Cette procédure n’est ouverte qu’aux entreprises qui peuvent démontrer que leur continuité est menacée à bref délai ou à terme, mais qui ont de réelles perspectives de poursuite de l’activité, compte tenu de mesures concrètes prises.

Par ailleurs, la procédure ne peut pas être introduite dans un délai de 3 années à dater de l’ouverture d’une précédente PRJ.

d. Procédure de réorganisation judiciaire par transfert

 

Base légale

Les articles XX.84 et suivants du Code de droit économique organisent la procédure de réorganisation judiciaire par transfert d’entreprise sous autorité de justice (PRJ par transfert).

Procédure et fonctionnement

L’entreprise qui souhaite bénéficier d’une PRJ par transfert doit déposer une requête contenant les mêmes pièces que pour ce qui concerne un accord collectif (voir ci-dessus).

Effets et objectif

Le dépôt et l’ouverture d’une PRJ par transfert produisent les mêmes effets qu’une PRJ par accord collectif, pour ce qui concerne le sursis

L’objectif est néanmoins différent, puisqu’une PRJ par transfert vise à faire désigner un mandataire de justice chargé du transfert, dont le rôle sera d’organiser un transfert de tout ou partie des actifs et activités de l’entreprise (personnel, matériel d’exploitation, baux, contrats en cours, stocks, …) à une entreprise tierce, qui peut être contrôlée par les mêmes actionnaires que l’entreprise en PRJ (autocession).

Au terme de la procédure, si elle aboutit, l’entreprise sera vidée de sa substance, qui aura été transférée, et sera sans actifs ni activités.

Elle devra ensuite faire aveu de faillite ou s’engager dans une liquidation.

Pour qui

Cette procédure est ouverte aux entreprises dont la continuité est menacée à bref délai ou à terme, et dont les activités peuvent être sauvées si reprises par un tiers.

3. Dans le cadre de la crise sanitaire

L’intervention d’un médiateur peut être déjà pertinente à ce stade de la crise sanitaire, si la situation l’exige.

Le médiateur étant au service de l’entreprise, son action sera limitée à ce que souhaite l’entreprise, et sa mission prendre fin lorsque l’entreprise le souhaitera.

L’accord amiable est un outil puissant qui peut être mis en place immédiatement, et permet d’obtenir de bons résultats avec des créanciers a priori dubitatif ou dont la confiance a été ébranlée.
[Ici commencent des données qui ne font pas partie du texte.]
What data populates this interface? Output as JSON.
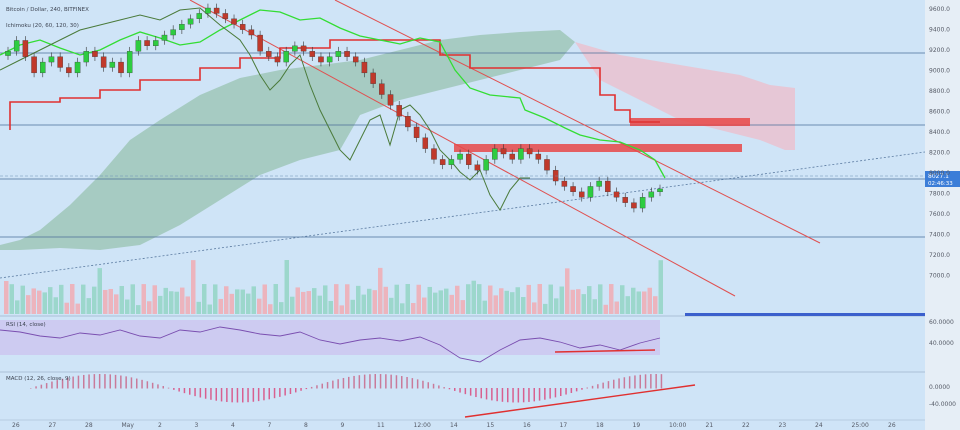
{
  "legend": {
    "main_title": "Bitcoin / Dollar, 240, BITFINEX",
    "ichimoku": "Ichimoku (20, 60, 120, 30)",
    "rsi": "RSI (14, close)",
    "macd": "MACD (12, 26, close, 9)"
  },
  "price_labels": [
    "9600.0",
    "9400.0",
    "9200.0",
    "9000.0",
    "8800.0",
    "8600.0",
    "8400.0",
    "8200.0",
    "8000.0",
    "7800.0",
    "7600.0",
    "7400.0",
    "7200.0",
    "7000.0"
  ],
  "current_price": {
    "price": "8027.1",
    "countdown": "02:46:33"
  },
  "rsi_labels": [
    "60.0000",
    "40.0000"
  ],
  "macd_labels": [
    "0.0000",
    "-40.0000"
  ],
  "time_labels": [
    "26",
    "27",
    "28",
    "May",
    "2",
    "3",
    "4",
    "7",
    "8",
    "9",
    "11",
    "12:00",
    "14",
    "15",
    "16",
    "17",
    "18",
    "19",
    "10:00",
    "21",
    "22",
    "23",
    "24",
    "25:00",
    "26"
  ],
  "colors": {
    "background": "#cfe4f7",
    "candle_up": "#2ecc40",
    "candle_down": "#c0392b",
    "kijun": "#e03030",
    "tenkan": "#33dd33",
    "chikou": "#4a7a3a",
    "cloud_bull": "#9fc7b8",
    "cloud_bear": "#e8c3d2",
    "resistance_zone": "#e84848",
    "channel": "#e05050",
    "rsi_band": "#ccc8f0",
    "rsi_line": "#7a4fb0",
    "volume_up": "#8fd3c0",
    "volume_down": "#f2a7ae",
    "trend_dotted": "#5a7aa0"
  },
  "chart_data": {
    "type": "candlestick",
    "title": "Bitcoin / Dollar, 240, BITFINEX",
    "ylim": [
      7000,
      9700
    ],
    "current_price": 8027.1,
    "horizontal_levels": [
      9050,
      8800,
      8050,
      7690
    ],
    "candles_close_approx": [
      9300,
      9400,
      9250,
      9100,
      9200,
      9250,
      9150,
      9100,
      9200,
      9300,
      9250,
      9150,
      9200,
      9100,
      9300,
      9400,
      9350,
      9400,
      9450,
      9500,
      9550,
      9600,
      9650,
      9700,
      9650,
      9600,
      9550,
      9500,
      9450,
      9300,
      9250,
      9200,
      9300,
      9350,
      9300,
      9250,
      9200,
      9250,
      9300,
      9250,
      9200,
      9100,
      9000,
      8900,
      8800,
      8700,
      8600,
      8500,
      8400,
      8300,
      8250,
      8300,
      8350,
      8250,
      8200,
      8300,
      8400,
      8350,
      8300,
      8400,
      8350,
      8300,
      8200,
      8100,
      8050,
      8000,
      7950,
      8050,
      8100,
      8000,
      7950,
      7900,
      7850,
      7950,
      8000,
      8027
    ],
    "resistance_zones": [
      [
        8560,
        8620
      ],
      [
        8770,
        8830
      ]
    ],
    "indicators": [
      "Ichimoku (20, 60, 120, 30)",
      "Volume",
      "RSI (14, close)",
      "MACD (12, 26, close, 9)"
    ]
  }
}
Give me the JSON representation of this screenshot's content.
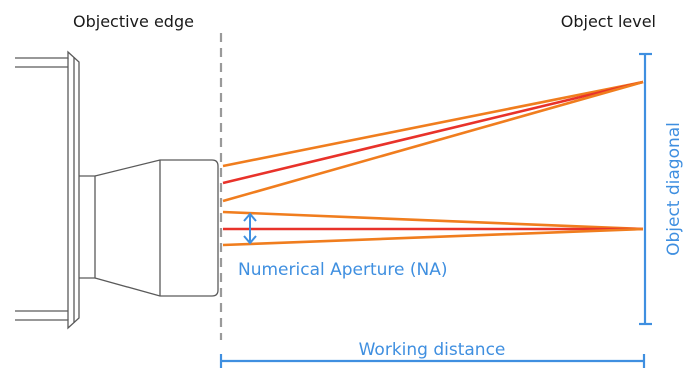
{
  "labels": {
    "objective_edge": "Objective edge",
    "object_level": "Object level",
    "object_diagonal": "Object diagonal",
    "numerical_aperture": "Numerical Aperture (NA)",
    "working_distance": "Working distance"
  },
  "colors": {
    "outline": "#5a5a5a",
    "dashed_edge": "#9a9a9a",
    "ray_orange": "#f07d1e",
    "ray_red": "#e8322a",
    "annotation_blue": "#3f8fe0",
    "text_dark": "#1a1a1a"
  }
}
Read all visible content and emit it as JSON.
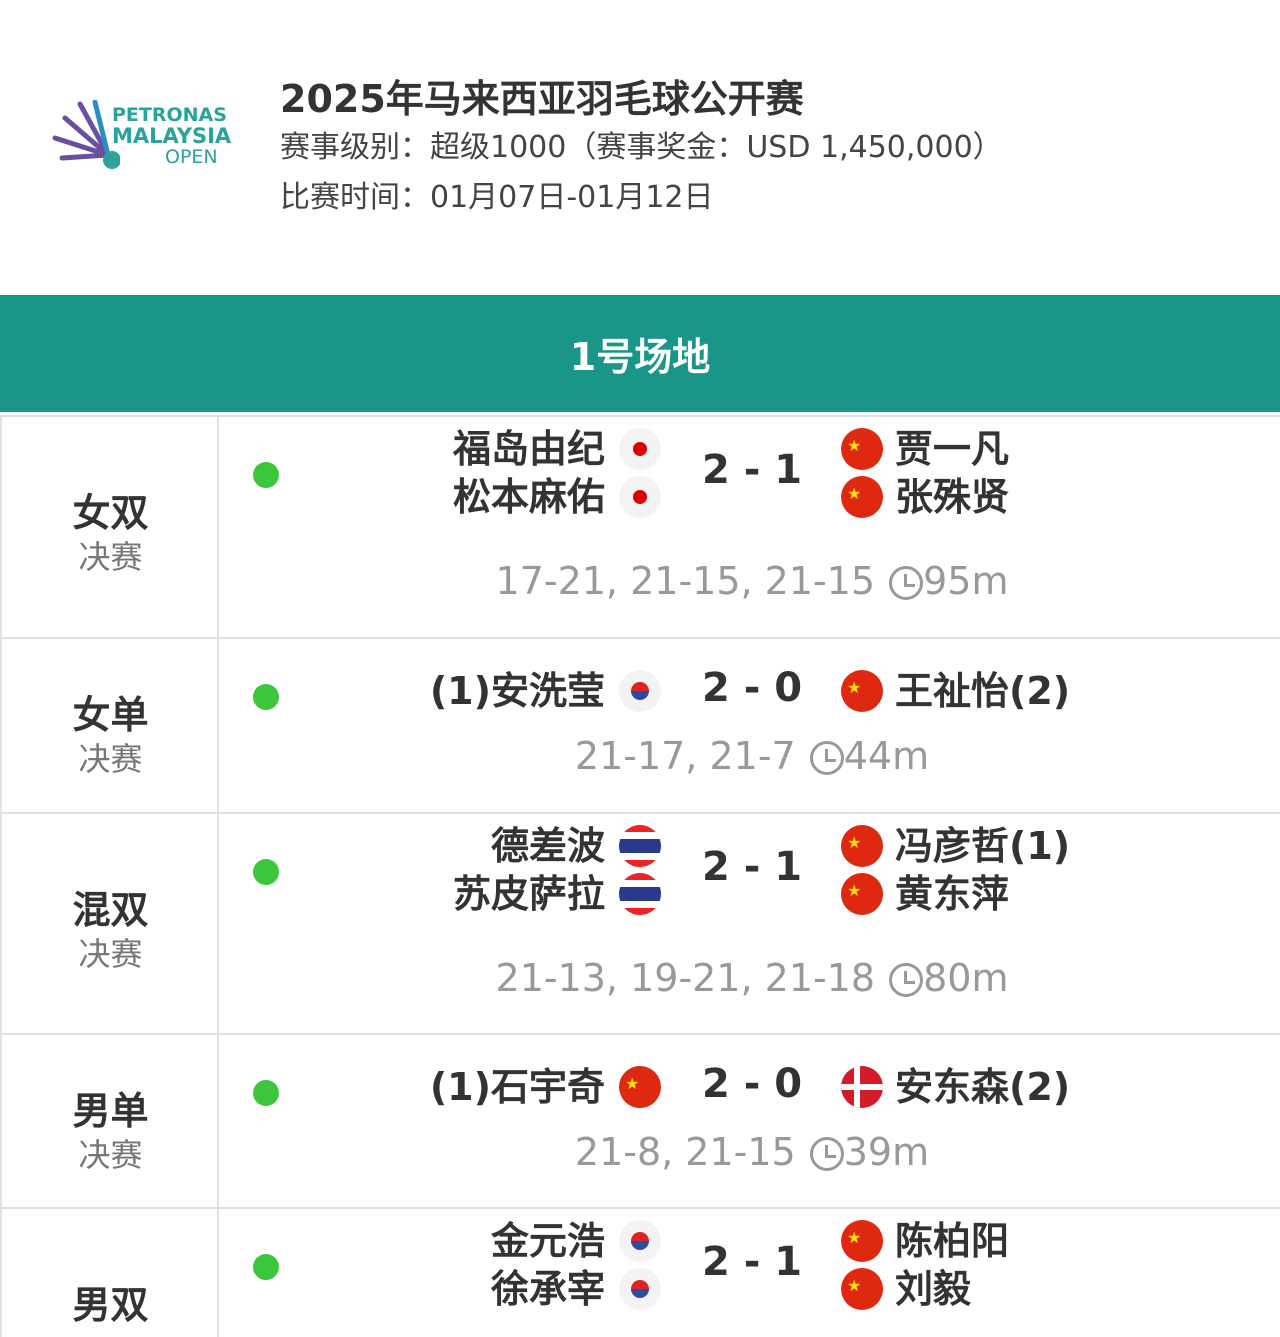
{
  "header": {
    "logo": {
      "line1": "PETRONAS",
      "line2": "MALAYSIA",
      "line3": "OPEN"
    },
    "title": "2025年马来西亚羽毛球公开赛",
    "level": "赛事级别：超级1000（赛事奖金：USD 1,450,000）",
    "dates": "比赛时间：01月07日-01月12日"
  },
  "court": "1号场地",
  "colors": {
    "accent": "#1a9688",
    "live_dot": "#3cc63c"
  },
  "matches": [
    {
      "event": "女双",
      "round": "决赛",
      "left": [
        {
          "name": "福岛由纪",
          "flag": "jp"
        },
        {
          "name": "松本麻佑",
          "flag": "jp"
        }
      ],
      "score": "2 - 1",
      "right": [
        {
          "name": "贾一凡",
          "flag": "cn"
        },
        {
          "name": "张殊贤",
          "flag": "cn"
        }
      ],
      "sets": "17-21, 21-15, 21-15",
      "duration": "95m"
    },
    {
      "event": "女单",
      "round": "决赛",
      "left": [
        {
          "name": "(1)安洗莹",
          "flag": "kr"
        }
      ],
      "score": "2 - 0",
      "right": [
        {
          "name": "王祉怡(2)",
          "flag": "cn"
        }
      ],
      "sets": "21-17, 21-7",
      "duration": "44m"
    },
    {
      "event": "混双",
      "round": "决赛",
      "left": [
        {
          "name": "德差波",
          "flag": "th"
        },
        {
          "name": "苏皮萨拉",
          "flag": "th"
        }
      ],
      "score": "2 - 1",
      "right": [
        {
          "name": "冯彦哲(1)",
          "flag": "cn"
        },
        {
          "name": "黄东萍",
          "flag": "cn"
        }
      ],
      "sets": "21-13, 19-21, 21-18",
      "duration": "80m"
    },
    {
      "event": "男单",
      "round": "决赛",
      "left": [
        {
          "name": "(1)石宇奇",
          "flag": "cn"
        }
      ],
      "score": "2 - 0",
      "right": [
        {
          "name": "安东森(2)",
          "flag": "dk"
        }
      ],
      "sets": "21-8, 21-15",
      "duration": "39m"
    },
    {
      "event": "男双",
      "round": "",
      "left": [
        {
          "name": "金元浩",
          "flag": "kr"
        },
        {
          "name": "徐承宰",
          "flag": "kr"
        }
      ],
      "score": "2 - 1",
      "right": [
        {
          "name": "陈柏阳",
          "flag": "cn"
        },
        {
          "name": "刘毅",
          "flag": "cn"
        }
      ],
      "sets": "",
      "duration": ""
    }
  ]
}
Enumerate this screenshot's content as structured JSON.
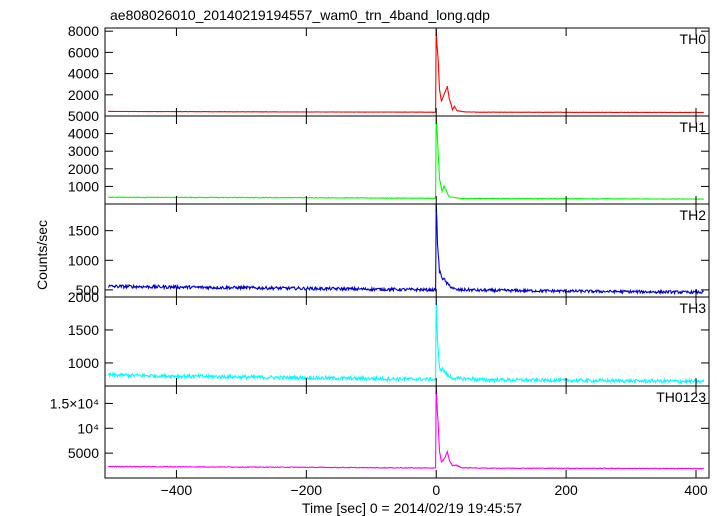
{
  "title": "ae808026010_20140219194557_wam0_trn_4band_long.qdp",
  "xlabel": "Time [sec] 0 = 2014/02/19 19:45:57",
  "ylabel": "Counts/sec",
  "chart_data": {
    "type": "line",
    "title": "ae808026010_20140219194557_wam0_trn_4band_long.qdp",
    "xlabel": "Time [sec] 0 = 2014/02/19 19:45:57",
    "ylabel": "Counts/sec",
    "xlim": [
      -510,
      420
    ],
    "x_ticks": [
      -400,
      -200,
      0,
      200,
      400
    ],
    "x_tick_labels": [
      "−400",
      "−200",
      "0",
      "200",
      "400"
    ],
    "grid": false,
    "panels": [
      {
        "name": "TH0",
        "color": "#ff0000",
        "ylim": [
          0,
          8300
        ],
        "y_ticks": [
          2000,
          4000,
          6000,
          8000
        ],
        "y_tick_labels": [
          "2000",
          "4000",
          "6000",
          "8000"
        ],
        "baseline": [
          [
            -500,
            430
          ],
          [
            -200,
            380
          ],
          [
            0,
            360
          ],
          [
            400,
            340
          ]
        ],
        "noise": 0.03,
        "features": [
          [
            0,
            8400
          ],
          [
            1,
            6800
          ],
          [
            3,
            5200
          ],
          [
            5,
            2500
          ],
          [
            8,
            1400
          ],
          [
            14,
            2300
          ],
          [
            17,
            2800
          ],
          [
            20,
            1700
          ],
          [
            25,
            600
          ],
          [
            28,
            900
          ],
          [
            32,
            500
          ],
          [
            45,
            380
          ]
        ]
      },
      {
        "name": "TH1",
        "color": "#00ff00",
        "ylim": [
          0,
          5000
        ],
        "y_ticks": [
          1000,
          2000,
          3000,
          4000,
          5000
        ],
        "y_tick_labels": [
          "1000",
          "2000",
          "3000",
          "4000",
          "5000"
        ],
        "baseline": [
          [
            -500,
            380
          ],
          [
            -200,
            360
          ],
          [
            0,
            320
          ],
          [
            400,
            280
          ]
        ],
        "noise": 0.05,
        "features": [
          [
            0,
            4800
          ],
          [
            2,
            3800
          ],
          [
            5,
            1500
          ],
          [
            9,
            700
          ],
          [
            12,
            1000
          ],
          [
            15,
            800
          ],
          [
            20,
            400
          ],
          [
            40,
            310
          ]
        ]
      },
      {
        "name": "TH2",
        "color": "#0000cc",
        "ylim": [
          380,
          1950
        ],
        "y_ticks": [
          500,
          1000,
          1500
        ],
        "y_tick_labels": [
          "500",
          "1000",
          "1500"
        ],
        "baseline": [
          [
            -500,
            560
          ],
          [
            -250,
            530
          ],
          [
            0,
            500
          ],
          [
            400,
            460
          ]
        ],
        "noise": 0.05,
        "features": [
          [
            0,
            1920
          ],
          [
            2,
            1300
          ],
          [
            5,
            800
          ],
          [
            10,
            700
          ],
          [
            18,
            590
          ],
          [
            30,
            500
          ]
        ]
      },
      {
        "name": "TH3",
        "color": "#00ffff",
        "ylim": [
          650,
          2000
        ],
        "y_ticks": [
          1000,
          1500,
          2000
        ],
        "y_tick_labels": [
          "1000",
          "1500",
          "2000"
        ],
        "baseline": [
          [
            -500,
            815
          ],
          [
            -250,
            780
          ],
          [
            0,
            750
          ],
          [
            400,
            720
          ]
        ],
        "noise": 0.035,
        "features": [
          [
            0,
            1980
          ],
          [
            2,
            1300
          ],
          [
            5,
            920
          ],
          [
            10,
            900
          ],
          [
            18,
            800
          ],
          [
            30,
            760
          ]
        ]
      },
      {
        "name": "TH0123",
        "color": "#ff00ff",
        "ylim": [
          0,
          18500
        ],
        "y_ticks": [
          5000,
          10000,
          15000
        ],
        "y_tick_labels": [
          "5000",
          "10⁴",
          "1.5×10⁴"
        ],
        "baseline": [
          [
            -500,
            2300
          ],
          [
            -200,
            2150
          ],
          [
            0,
            2000
          ],
          [
            400,
            1900
          ]
        ],
        "noise": 0.03,
        "features": [
          [
            0,
            18400
          ],
          [
            1,
            15000
          ],
          [
            3,
            11000
          ],
          [
            5,
            5500
          ],
          [
            8,
            3200
          ],
          [
            14,
            4200
          ],
          [
            17,
            5200
          ],
          [
            21,
            3300
          ],
          [
            25,
            2500
          ],
          [
            30,
            2600
          ],
          [
            40,
            2050
          ]
        ]
      }
    ]
  }
}
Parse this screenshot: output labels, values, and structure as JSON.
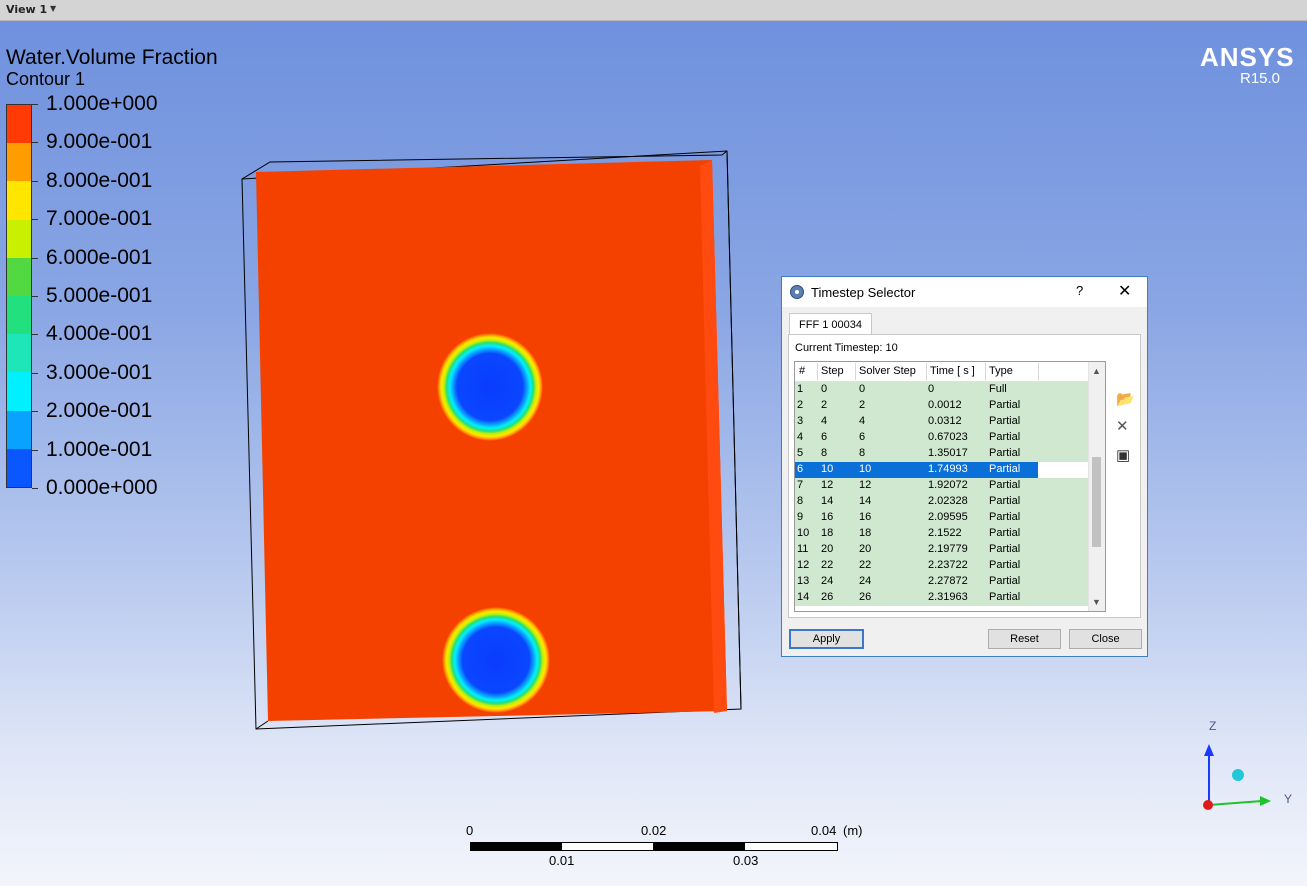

Pour ce qui concerne la PRJ, le sursis qu’elle implique n’exonère cependant pas l’entreprise de l’obligation de payer ses dettes exigibles en cours de sursis. Seules les dettes antérieures à l’ouverture de la PRJ font l’objet du sursis et pourront être traitées dans le cadre d’un plan de réorganisation judiciaire.

Si le confinement et la fermeture des entreprises se poursuivent, les difficultés financières se poursuivront sans que ces nouvelles dettes ne puissent être prises en compte dans le cadre de la PRJ, ce qui pourrait rendre la PRJ inutile.

Il conviendra dès lors d’être attentif à la chronologie du dépôt d’une requête en PRJ, qui devra tenir compte des mesures de déconfinement décidées par le gouvernement, de la vivacité avec laquelle l’entreprise peut redémarrer, et la nature et l’ampleur de l’endettement.